High-intensity boys get so “in to” whatever they are doing that they completely lose touch with the world around them. Especially if they are trying to master a new skill, you can actually see the strain as they put their all into it. Their eyes may dilate, their muscles may tense and shake, and their fists may clench. You can talk to your son, but it is entirely likely that he may not hear you. The problem is that when you pull your son away from his activity, he is likely to resist – perhaps violently.
The best way to help your son (and yourself) is to help him to recognize when he is becoming completely engrossed in something. Depending on his age, you can call his attention to the physiological changes that are taking place in his body as he becomes more fully engaged in his activity. The older and more mature he is, the more likely it is that this step will be the only one necessary to aid him in immediately beginning to “dial down” his response. Younger boys, of course, will probably need additional help. A wonderful technique for younger boys is to help them to assess their energy or engagement level in terms of “gears.”
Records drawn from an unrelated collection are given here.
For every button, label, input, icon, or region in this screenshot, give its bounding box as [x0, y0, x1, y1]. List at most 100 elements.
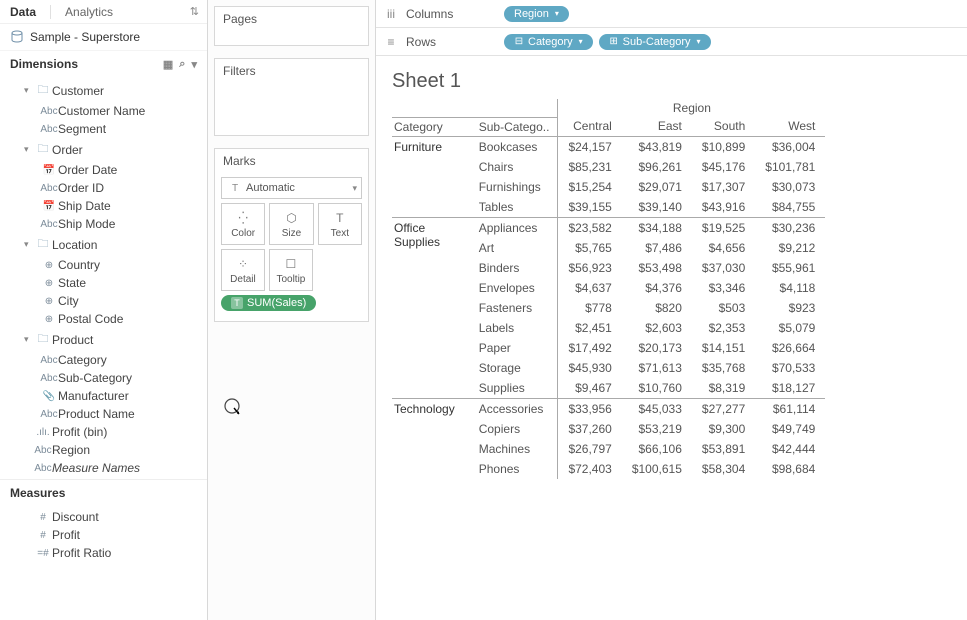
marks-tooltip-button[interactable]: ☐Tooltip	[269, 249, 313, 291]
field-postal-code[interactable]: ⊕Postal Code	[0, 310, 207, 328]
value-cell: $9,300	[692, 419, 755, 439]
table-row[interactable]: TechnologyAccessories$33,956$45,033$27,2…	[392, 398, 825, 419]
datasource-row[interactable]: Sample - Superstore	[0, 24, 207, 51]
value-cell: $45,033	[622, 398, 692, 419]
field-order-id[interactable]: AbcOrder ID	[0, 179, 207, 197]
number-icon: #	[34, 530, 52, 541]
pill-sum-sales[interactable]: T SUM(Sales)	[221, 295, 316, 311]
value-cell: $61,114	[755, 398, 825, 419]
datasource-icon	[10, 30, 24, 44]
field-ship-date[interactable]: 📅Ship Date	[0, 197, 207, 215]
field-order-date[interactable]: 📅Order Date	[0, 161, 207, 179]
tab-options-icon[interactable]: ⇅	[190, 5, 199, 18]
chevron-down-icon: ▾	[24, 239, 34, 250]
field-product-name[interactable]: AbcProduct Name	[0, 405, 207, 423]
value-cell: $30,073	[755, 177, 825, 197]
field-customer-name[interactable]: AbcCustomer Name	[0, 102, 207, 120]
menu-icon[interactable]: ▾	[191, 58, 197, 71]
value-cell: $53,219	[622, 419, 692, 439]
field-discount[interactable]: #Discount	[0, 508, 207, 526]
detail-icon: ⁘	[238, 256, 248, 272]
value-cell: $4,637	[558, 278, 622, 298]
datasource-name: Sample - Superstore	[30, 30, 140, 44]
tab-data[interactable]: Data	[0, 1, 46, 23]
crosstab[interactable]: RegionCategorySub-Catego..CentralEastSou…	[392, 99, 951, 479]
value-cell: $923	[755, 298, 825, 318]
collapse-icon: ⊟	[514, 36, 524, 47]
value-cell: $26,797	[558, 439, 622, 459]
field-city[interactable]: ⊕City	[0, 292, 207, 310]
folder-customer[interactable]: ▾ 🗀 Customer	[0, 79, 207, 102]
subcategory-cell: Chairs	[469, 157, 558, 177]
value-cell: $17,492	[558, 338, 622, 358]
table-row[interactable]: OfficeSuppliesAppliances$23,582$34,188$1…	[392, 217, 825, 238]
marks-color-button[interactable]: ⁛Color	[221, 203, 265, 245]
category-cell: Furniture	[392, 136, 469, 217]
pill-category[interactable]: ⊟Category▾	[504, 34, 593, 50]
value-cell: $29,071	[622, 177, 692, 197]
value-cell: $14,151	[692, 338, 755, 358]
marks-detail-button[interactable]: ⁘Detail	[221, 249, 265, 291]
subcategory-cell: Fasteners	[469, 298, 558, 318]
folder-location[interactable]: ▾ 🗀 Location	[0, 233, 207, 256]
columns-shelf[interactable]: iii Columns Region▾	[376, 0, 967, 28]
chevron-down-icon: ▾	[24, 85, 34, 96]
folder-icon: 🗀	[34, 81, 52, 100]
value-cell: $4,656	[692, 238, 755, 258]
field-country[interactable]: ⊕Country	[0, 256, 207, 274]
value-cell: $39,155	[558, 197, 622, 218]
field-category[interactable]: AbcCategory	[0, 351, 207, 369]
marks-type-dropdown[interactable]: T Automatic ▾	[221, 177, 362, 199]
field-measure-names[interactable]: AbcMeasure Names	[0, 459, 207, 477]
value-cell: $8,319	[692, 378, 755, 399]
folder-order[interactable]: ▾ 🗀 Order	[0, 138, 207, 161]
table-row[interactable]: FurnitureBookcases$24,157$43,819$10,899$…	[392, 136, 825, 157]
field-sub-category[interactable]: AbcSub-Category	[0, 369, 207, 387]
search-icon[interactable]: ⌕	[179, 58, 185, 71]
filters-shelf[interactable]: Filters	[214, 58, 369, 136]
abc-icon: Abc	[40, 219, 58, 230]
field-profit[interactable]: #Profit	[0, 526, 207, 544]
marks-size-button[interactable]: ⬡Size	[269, 203, 313, 245]
value-cell: $24,157	[558, 136, 622, 157]
rows-shelf[interactable]: ≡ Rows ⊟Category▾ ⊞Sub-Category▾	[376, 28, 967, 56]
folder-product[interactable]: ▾ 🗀 Product	[0, 328, 207, 351]
value-cell: $43,819	[622, 136, 692, 157]
tab-analytics[interactable]: Analytics	[55, 1, 123, 23]
clip-icon: 📎	[40, 391, 58, 402]
sheet-title[interactable]: Sheet 1	[392, 70, 951, 93]
value-cell: $53,891	[692, 439, 755, 459]
value-cell: $26,664	[755, 338, 825, 358]
pill-region[interactable]: Region▾	[504, 6, 569, 22]
field-ship-mode[interactable]: AbcShip Mode	[0, 215, 207, 233]
value-cell: $34,188	[622, 217, 692, 238]
chevron-down-icon: ▾	[555, 9, 559, 18]
category-cell: Technology	[392, 398, 469, 479]
field-profit-bin[interactable]: .ılı.Profit (bin)	[0, 423, 207, 441]
subcategory-cell: Tables	[469, 197, 558, 218]
field-state[interactable]: ⊕State	[0, 274, 207, 292]
data-pane: Data Analytics ⇅ Sample - Superstore Dim…	[0, 0, 208, 620]
value-cell: $20,173	[622, 338, 692, 358]
side-tabs: Data Analytics ⇅	[0, 0, 207, 24]
value-cell: $2,603	[622, 318, 692, 338]
subcategory-cell: Paper	[469, 338, 558, 358]
tooltip-icon: ☐	[286, 256, 297, 272]
value-cell: $23,582	[558, 217, 622, 238]
size-icon: ⬡	[286, 210, 296, 226]
subcategory-cell: Phones	[469, 459, 558, 479]
value-cell: $84,755	[755, 197, 825, 218]
view-as-icon[interactable]: ▦	[163, 58, 173, 71]
value-cell: $9,212	[755, 238, 825, 258]
subcategory-cell: Bookcases	[469, 136, 558, 157]
field-profit-ratio[interactable]: =#Profit Ratio	[0, 544, 207, 562]
value-cell: $4,376	[622, 278, 692, 298]
field-manufacturer[interactable]: 📎Manufacturer	[0, 387, 207, 405]
pages-shelf[interactable]: Pages	[214, 6, 369, 46]
pill-sub-category[interactable]: ⊞Sub-Category▾	[599, 34, 711, 50]
marks-text-button[interactable]: TText	[318, 203, 362, 245]
text-mark-icon: T	[228, 183, 242, 194]
subcategory-cell: Copiers	[469, 419, 558, 439]
field-region[interactable]: AbcRegion	[0, 441, 207, 459]
field-segment[interactable]: AbcSegment	[0, 120, 207, 138]
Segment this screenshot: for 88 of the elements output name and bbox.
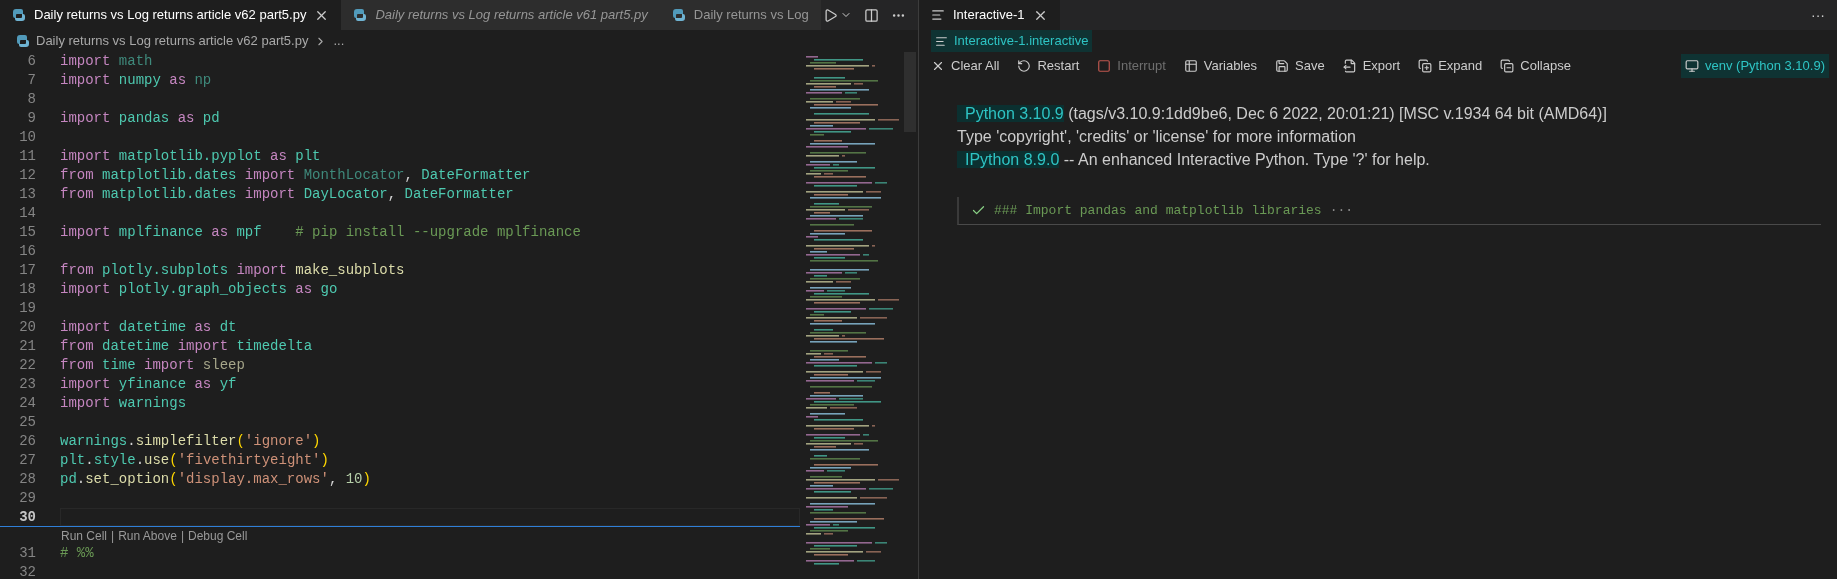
table-icon	[1183, 59, 1198, 73]
line-number: 28	[18, 470, 36, 489]
codelens-separator: |	[111, 527, 115, 545]
code-line: import yfinance as yf	[60, 375, 237, 394]
line-number: 19	[18, 299, 36, 318]
line-number: 25	[18, 413, 36, 432]
line-number: 12	[18, 166, 36, 185]
line-number: 24	[18, 394, 36, 413]
line-number: 11	[18, 147, 36, 166]
lines-icon	[935, 34, 948, 48]
toolbar-button[interactable]: Restart	[1017, 56, 1080, 76]
toolbar-button[interactable]: Save	[1275, 56, 1325, 76]
code-line: import pandas as pd	[60, 109, 220, 128]
toolbar-button[interactable]: Collapse	[1500, 56, 1571, 76]
toolbar-button[interactable]: Clear All	[931, 56, 1000, 76]
restart-icon	[1017, 59, 1032, 73]
breadcrumb-more[interactable]: ...	[333, 31, 345, 51]
code-line: from time import sleep	[60, 356, 245, 375]
code-line: import matplotlib.pyplot as plt	[60, 147, 321, 166]
line-number: 18	[18, 280, 36, 299]
line-number: 27	[18, 451, 36, 470]
toolbar-button[interactable]: Variables	[1183, 56, 1257, 76]
code-line: from plotly.subplots import make_subplots	[60, 261, 405, 280]
line-number: 31	[18, 544, 36, 563]
code-line: plt.style.use('fivethirtyeight')	[60, 451, 329, 470]
code-line: from matplotlib.dates import MonthLocator, DateFormatter	[60, 166, 531, 185]
collapse-icon	[1500, 59, 1515, 73]
line-number: 17	[18, 261, 36, 280]
file-type-icon	[16, 34, 30, 48]
square-icon	[1097, 59, 1112, 73]
run-icon[interactable]	[823, 7, 838, 23]
collapsed-ellipsis[interactable]: ···	[1329, 200, 1354, 221]
codelens-link[interactable]: Run Cell	[61, 526, 108, 545]
save-icon	[1275, 59, 1289, 73]
line-number: 26	[18, 432, 36, 451]
code-line: import plotly.graph_objects as go	[60, 280, 338, 299]
code-line: pd.set_option('display.max_rows', 10)	[60, 470, 371, 489]
line-number: 16	[18, 242, 36, 261]
line-number: 23	[18, 375, 36, 394]
line-number: 7	[26, 71, 36, 90]
toolbar-button[interactable]: Export	[1342, 56, 1401, 76]
line-number: 20	[18, 318, 36, 337]
line-number: 21	[18, 337, 36, 356]
more-actions[interactable]: ···	[1811, 4, 1825, 26]
close-icon	[931, 59, 945, 73]
code-line: import datetime as dt	[60, 318, 237, 337]
codelens-separator: |	[180, 527, 184, 545]
line-number: 14	[18, 204, 36, 223]
editor-tab[interactable]: Daily returns vs Log	[659, 0, 821, 30]
line-number: 13	[18, 185, 36, 204]
codelens-link[interactable]: Run Above	[118, 526, 177, 545]
line-number: 29	[18, 489, 36, 508]
code-line: # %%	[60, 544, 94, 563]
line-number: 10	[18, 128, 36, 147]
code-line: import numpy as np	[60, 71, 212, 90]
editor-tab[interactable]: Daily returns vs Log returns article v62 part5.py	[0, 0, 342, 30]
line-number: 15	[18, 223, 36, 242]
line-number: 32	[18, 563, 36, 579]
export-icon	[1342, 59, 1357, 73]
code-line: from matplotlib.dates import DayLocator, DateFormatter	[60, 185, 514, 204]
code-line: import warnings	[60, 394, 187, 413]
line-number: 22	[18, 356, 36, 375]
breadcrumb-file[interactable]: Daily returns vs Log returns article v62 part5.py	[36, 31, 309, 51]
kernel-picker[interactable]: venv (Python 3.10.9)	[1681, 54, 1829, 78]
breadcrumb-item[interactable]: Interactive-1.interactive	[931, 30, 1093, 52]
line-number: 6	[26, 52, 36, 71]
output-line: Python 3.10.9 (tags/v3.10.9:1dd9be6, Dec 6 2022, 20:01:21) [MSC v.1934 64 bit (AMD64)]	[957, 102, 1837, 125]
line-number: 9	[26, 109, 36, 128]
code-line: import mplfinance as mpf # pip install --upgrade mplfinance	[60, 223, 581, 242]
line-number: 8	[26, 90, 36, 109]
interactive-tab[interactable]: Interactive-1	[919, 0, 1060, 30]
code-line: import math	[60, 52, 153, 71]
codelens-link[interactable]: Debug Cell	[188, 526, 248, 545]
expand-icon	[1418, 59, 1433, 73]
file-type-icon	[353, 8, 368, 22]
file-type-icon	[671, 8, 686, 22]
lines-icon	[931, 8, 945, 22]
computer-icon	[1685, 59, 1700, 73]
cell-code[interactable]: ### Import pandas and matplotlib libraries	[994, 200, 1322, 221]
editor-tab[interactable]: Daily returns vs Log returns article v61 part5.py	[341, 0, 660, 30]
toolbar-button[interactable]: Expand	[1418, 56, 1483, 76]
code-line: warnings.simplefilter('ignore')	[60, 432, 321, 451]
line-number: 30	[18, 507, 36, 527]
file-type-icon	[12, 8, 26, 22]
output-line: IPython 8.9.0 -- An enhanced Interactive Python. Type '?' for help.	[957, 148, 1837, 171]
output-line: Type 'copyright', 'credits' or 'license' for more information	[957, 127, 1357, 147]
split-editor-icon[interactable]	[864, 7, 879, 23]
code-line: from datetime import timedelta	[60, 337, 313, 356]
When you see your son getting highly engaged or agitated, i.e., tensing as he plays a video game, make sure he hears you and simply tell him that it looks like he is moving into 5th gear, and that you think it would be better for him if he took it down to 4th gear. Most boys like the car analogy, and they appreciate the visual image of physically downshifting. This technique works anytime your high-intensity son begins to ramp up his emotional or physical activity at an inappropriate time. It is also a great way to begin letting your son know that his time at a particular activity is coming to an end (for example, the traditional “ten minutes left” at the park warning). Don’t forget to tell your son when it is appropriate to move into 5th gear, though! Running around while playing outside is usually a perfectly appropriate 5th gear activity!
All boys are challenging, but high-intensity sons bring special challenges to their mothers. Having a small arsenal of techniques to assist you in aiding your high-intensity son can make parenting these special sons a true joy!